DL_ClassifyObject
Header: | AVLDL.h |
---|---|
Namespace: | avl |
Module: | DeepLearning |
Executes a Classify Object model on a single input image.
Syntax
void avl::DL_ClassifyObject ( const avl::Image& inImage, atl::Optional<const avl::Rectangle2D&> inRoi, atl::Optional<const avl::CoordinateSystem2D&> inRoiAlignment, const avl::ClassifyObjectModelId& inModelId, const bool inCreateHeatmap, atl::Array<avl::ClassConfidence>& outConfidences, atl::String& outClassName, int& outClassIndex, float& outScore, avl::Heatmap& outRelevanceHeatmap )
Parameters
Name | Type | Default | Description | |
---|---|---|---|---|
inImage | const Image& | Input image | ||
inRoi | Optional<const Rectangle2D&> | NIL | Limits the area where a classified object is located | |
inRoiAlignment | Optional<const CoordinateSystem2D&> | NIL | ||
inModelId | const ClassifyObjectModelId& | Identifier of a Classify Object model | ||
inCreateHeatmap | const bool | False | Enables creating a relevance heatmap at the expense of extended execution time | |
outConfidences | Array<ClassConfidence>& | Returns confidences for all classes | ||
outClassName | String& | Returns the name of the class with the highest confidence | ||
outClassIndex | int& | Returns the index of the class with the highest confidence | ||
outScore | float& | Returns the value of the highest confidence | ||
outRelevanceHeatmap | Heatmap& | Returns the heatmap indicating how strong specific parts of image influenced the classification result |
Requirements
For input inImage only pixel formats are supported: 1⨯uint8, 3⨯uint8.

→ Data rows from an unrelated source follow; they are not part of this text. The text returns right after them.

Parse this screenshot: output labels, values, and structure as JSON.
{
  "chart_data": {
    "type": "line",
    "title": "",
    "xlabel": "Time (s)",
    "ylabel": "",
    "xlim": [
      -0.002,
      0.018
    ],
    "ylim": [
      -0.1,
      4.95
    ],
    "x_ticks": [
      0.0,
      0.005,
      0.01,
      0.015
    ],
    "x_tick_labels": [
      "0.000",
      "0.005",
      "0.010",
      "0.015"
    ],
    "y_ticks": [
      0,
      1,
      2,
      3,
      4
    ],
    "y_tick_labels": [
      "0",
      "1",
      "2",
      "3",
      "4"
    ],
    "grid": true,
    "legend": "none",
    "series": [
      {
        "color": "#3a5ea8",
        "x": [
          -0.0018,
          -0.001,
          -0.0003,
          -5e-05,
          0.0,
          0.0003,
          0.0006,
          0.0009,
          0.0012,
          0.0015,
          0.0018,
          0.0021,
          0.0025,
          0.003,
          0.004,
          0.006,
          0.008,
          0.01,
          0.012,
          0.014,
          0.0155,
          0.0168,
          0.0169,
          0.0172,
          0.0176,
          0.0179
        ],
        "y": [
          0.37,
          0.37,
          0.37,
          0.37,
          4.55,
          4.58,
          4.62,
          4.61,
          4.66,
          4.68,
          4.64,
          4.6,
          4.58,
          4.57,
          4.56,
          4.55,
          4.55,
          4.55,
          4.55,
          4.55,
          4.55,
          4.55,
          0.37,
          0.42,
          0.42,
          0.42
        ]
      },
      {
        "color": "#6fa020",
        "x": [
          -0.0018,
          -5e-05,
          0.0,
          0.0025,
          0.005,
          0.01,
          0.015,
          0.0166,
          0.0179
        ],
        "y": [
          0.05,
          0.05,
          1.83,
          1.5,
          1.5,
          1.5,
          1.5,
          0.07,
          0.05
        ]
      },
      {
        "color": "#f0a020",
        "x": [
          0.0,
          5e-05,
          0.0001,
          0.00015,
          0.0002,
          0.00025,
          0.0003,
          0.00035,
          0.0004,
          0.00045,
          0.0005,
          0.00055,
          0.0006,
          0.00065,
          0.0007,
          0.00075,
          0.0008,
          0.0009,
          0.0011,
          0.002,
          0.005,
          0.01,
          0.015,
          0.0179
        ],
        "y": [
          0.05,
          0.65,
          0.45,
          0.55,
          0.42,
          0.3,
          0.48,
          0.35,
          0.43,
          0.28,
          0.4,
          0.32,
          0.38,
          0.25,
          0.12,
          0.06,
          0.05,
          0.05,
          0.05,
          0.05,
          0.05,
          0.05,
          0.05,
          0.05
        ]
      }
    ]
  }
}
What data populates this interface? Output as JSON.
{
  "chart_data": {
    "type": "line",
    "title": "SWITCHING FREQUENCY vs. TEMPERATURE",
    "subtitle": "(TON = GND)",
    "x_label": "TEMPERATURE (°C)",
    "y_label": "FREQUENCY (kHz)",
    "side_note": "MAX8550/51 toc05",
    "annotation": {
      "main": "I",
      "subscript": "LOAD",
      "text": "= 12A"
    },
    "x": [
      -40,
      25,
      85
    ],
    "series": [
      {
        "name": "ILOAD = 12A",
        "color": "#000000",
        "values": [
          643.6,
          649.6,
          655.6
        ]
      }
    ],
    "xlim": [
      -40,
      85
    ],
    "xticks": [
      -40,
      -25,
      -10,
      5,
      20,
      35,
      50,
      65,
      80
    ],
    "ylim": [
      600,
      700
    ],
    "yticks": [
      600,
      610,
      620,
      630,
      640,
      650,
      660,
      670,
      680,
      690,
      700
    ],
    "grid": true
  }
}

Read more about pixel formats in Image documentation.
Hints
- It is recommended that the deep learning model is deployed with DL_ClassifyObject_Deploy first and connected through the inModelId input.
- If one decides not to use DL_ClassifyObject_Deploy, then the model will be loaded in the first iteration. It will take up to several seconds.
Remarks
This filter should not be executed along with running Deep Learning Service as it may result in degraded performance or even out-of-memory errors.
Errors
List of possible exceptions:
Error type | Description |
---|---|
DomainError | Not supported inImage pixel format in DL_ClassifyObject. |
See Also
Models for Deep Learning may be created using Adaptive Vision Deep Learning Editor or using Training Api.